Similar question What's so 'moment' about 'moments' of a probability distribution? I gave a physical answer to that which addressed moments.
"Angular acceleration is the derivative of angular velocity, which is the derivative of angle with respect to time, i.e., $ \dfrac{d\omega}{dt}=\alpha,\,\dfrac{d\theta}{dt}=\omega$. Consider that the second moment is analogous to torque applied to a circular motion, or if you will an acceleration/deceleration (also second derivative) of that circular (i.e., angular, $\theta$) motion. Similarly, the third moment would be a rate of change of torque, and so on and so forth for yet higher moments to make rates of change of rates of change of rates of change, i.e., sequential derivatives of circular motion...."
See the link as this is perhaps easier to visualize this with physical examples.
Skewness is easier to understand than kurtosis. A negative skewness is a heavier left tail (or further negative direction outlier) than on the right and positive skewness the opposite.

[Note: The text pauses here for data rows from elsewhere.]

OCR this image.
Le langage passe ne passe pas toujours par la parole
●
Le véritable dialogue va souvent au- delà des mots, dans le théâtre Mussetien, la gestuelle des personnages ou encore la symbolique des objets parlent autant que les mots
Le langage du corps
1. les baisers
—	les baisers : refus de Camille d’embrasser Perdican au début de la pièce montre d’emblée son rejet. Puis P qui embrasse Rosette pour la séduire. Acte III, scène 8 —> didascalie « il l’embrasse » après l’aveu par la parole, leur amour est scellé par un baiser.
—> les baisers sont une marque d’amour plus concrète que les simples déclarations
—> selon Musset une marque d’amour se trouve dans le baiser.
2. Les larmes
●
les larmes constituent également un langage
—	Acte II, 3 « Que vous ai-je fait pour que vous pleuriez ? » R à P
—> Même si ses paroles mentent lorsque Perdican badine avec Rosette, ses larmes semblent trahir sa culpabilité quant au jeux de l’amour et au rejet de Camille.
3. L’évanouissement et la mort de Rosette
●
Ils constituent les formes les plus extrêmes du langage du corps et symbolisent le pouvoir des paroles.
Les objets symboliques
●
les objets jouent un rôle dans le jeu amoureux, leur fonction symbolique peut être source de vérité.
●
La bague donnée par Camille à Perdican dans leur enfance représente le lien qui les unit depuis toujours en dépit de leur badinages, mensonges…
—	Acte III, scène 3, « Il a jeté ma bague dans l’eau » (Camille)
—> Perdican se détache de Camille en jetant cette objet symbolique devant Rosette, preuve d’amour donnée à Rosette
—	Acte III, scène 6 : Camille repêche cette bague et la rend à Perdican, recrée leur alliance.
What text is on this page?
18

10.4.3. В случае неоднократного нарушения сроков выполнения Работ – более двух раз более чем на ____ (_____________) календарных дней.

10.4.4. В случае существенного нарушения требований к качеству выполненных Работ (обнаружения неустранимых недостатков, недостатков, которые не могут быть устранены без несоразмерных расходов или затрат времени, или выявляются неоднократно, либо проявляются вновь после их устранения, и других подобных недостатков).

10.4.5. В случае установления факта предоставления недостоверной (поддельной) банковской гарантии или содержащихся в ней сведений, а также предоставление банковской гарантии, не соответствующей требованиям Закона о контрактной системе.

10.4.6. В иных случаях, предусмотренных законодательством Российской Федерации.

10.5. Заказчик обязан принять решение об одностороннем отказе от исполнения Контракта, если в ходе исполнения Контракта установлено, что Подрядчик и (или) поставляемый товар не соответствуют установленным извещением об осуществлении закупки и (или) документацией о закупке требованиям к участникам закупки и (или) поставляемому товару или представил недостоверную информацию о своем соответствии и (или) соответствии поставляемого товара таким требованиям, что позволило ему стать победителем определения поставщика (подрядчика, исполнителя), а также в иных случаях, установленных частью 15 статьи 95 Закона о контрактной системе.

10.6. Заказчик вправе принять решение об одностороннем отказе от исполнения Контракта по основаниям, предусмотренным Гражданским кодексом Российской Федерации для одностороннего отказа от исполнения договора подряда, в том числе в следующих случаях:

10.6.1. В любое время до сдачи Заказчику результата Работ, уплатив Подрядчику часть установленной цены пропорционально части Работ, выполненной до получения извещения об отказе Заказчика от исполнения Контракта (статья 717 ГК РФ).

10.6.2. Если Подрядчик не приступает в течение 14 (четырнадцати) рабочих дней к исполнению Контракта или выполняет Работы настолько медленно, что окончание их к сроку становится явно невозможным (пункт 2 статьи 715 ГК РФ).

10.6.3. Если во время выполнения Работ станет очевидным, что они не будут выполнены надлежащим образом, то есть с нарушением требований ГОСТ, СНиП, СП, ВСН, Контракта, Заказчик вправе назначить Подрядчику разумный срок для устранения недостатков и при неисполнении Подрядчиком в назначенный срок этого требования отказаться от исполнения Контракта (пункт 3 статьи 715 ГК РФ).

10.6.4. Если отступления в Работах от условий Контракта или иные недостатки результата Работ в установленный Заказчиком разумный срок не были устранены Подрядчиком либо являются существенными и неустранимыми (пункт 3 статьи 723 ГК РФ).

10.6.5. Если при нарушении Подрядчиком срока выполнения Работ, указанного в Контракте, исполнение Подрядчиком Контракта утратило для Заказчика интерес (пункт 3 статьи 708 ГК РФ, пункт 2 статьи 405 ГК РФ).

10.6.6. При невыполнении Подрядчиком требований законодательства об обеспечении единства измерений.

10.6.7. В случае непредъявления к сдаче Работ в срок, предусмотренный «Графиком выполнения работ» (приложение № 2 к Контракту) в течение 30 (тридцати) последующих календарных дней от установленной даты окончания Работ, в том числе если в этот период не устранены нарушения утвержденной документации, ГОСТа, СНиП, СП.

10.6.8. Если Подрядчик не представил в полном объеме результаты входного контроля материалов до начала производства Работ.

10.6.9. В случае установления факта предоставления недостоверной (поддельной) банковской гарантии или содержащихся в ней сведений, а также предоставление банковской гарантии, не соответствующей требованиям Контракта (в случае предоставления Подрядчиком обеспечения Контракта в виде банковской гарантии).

Moor's interpretation of kurtosis implies that high values arise in two circumstances: (1) where the probability mass is concentrated around the mean and the data-generating process produces occasional values far from the mean, and (2) where the probability mass is concentrated in the tails of the distribution. Low values of kurtosis would imply the opposite, i.e., both a lack of $x$-axis outliers and the relative lightness of both tails.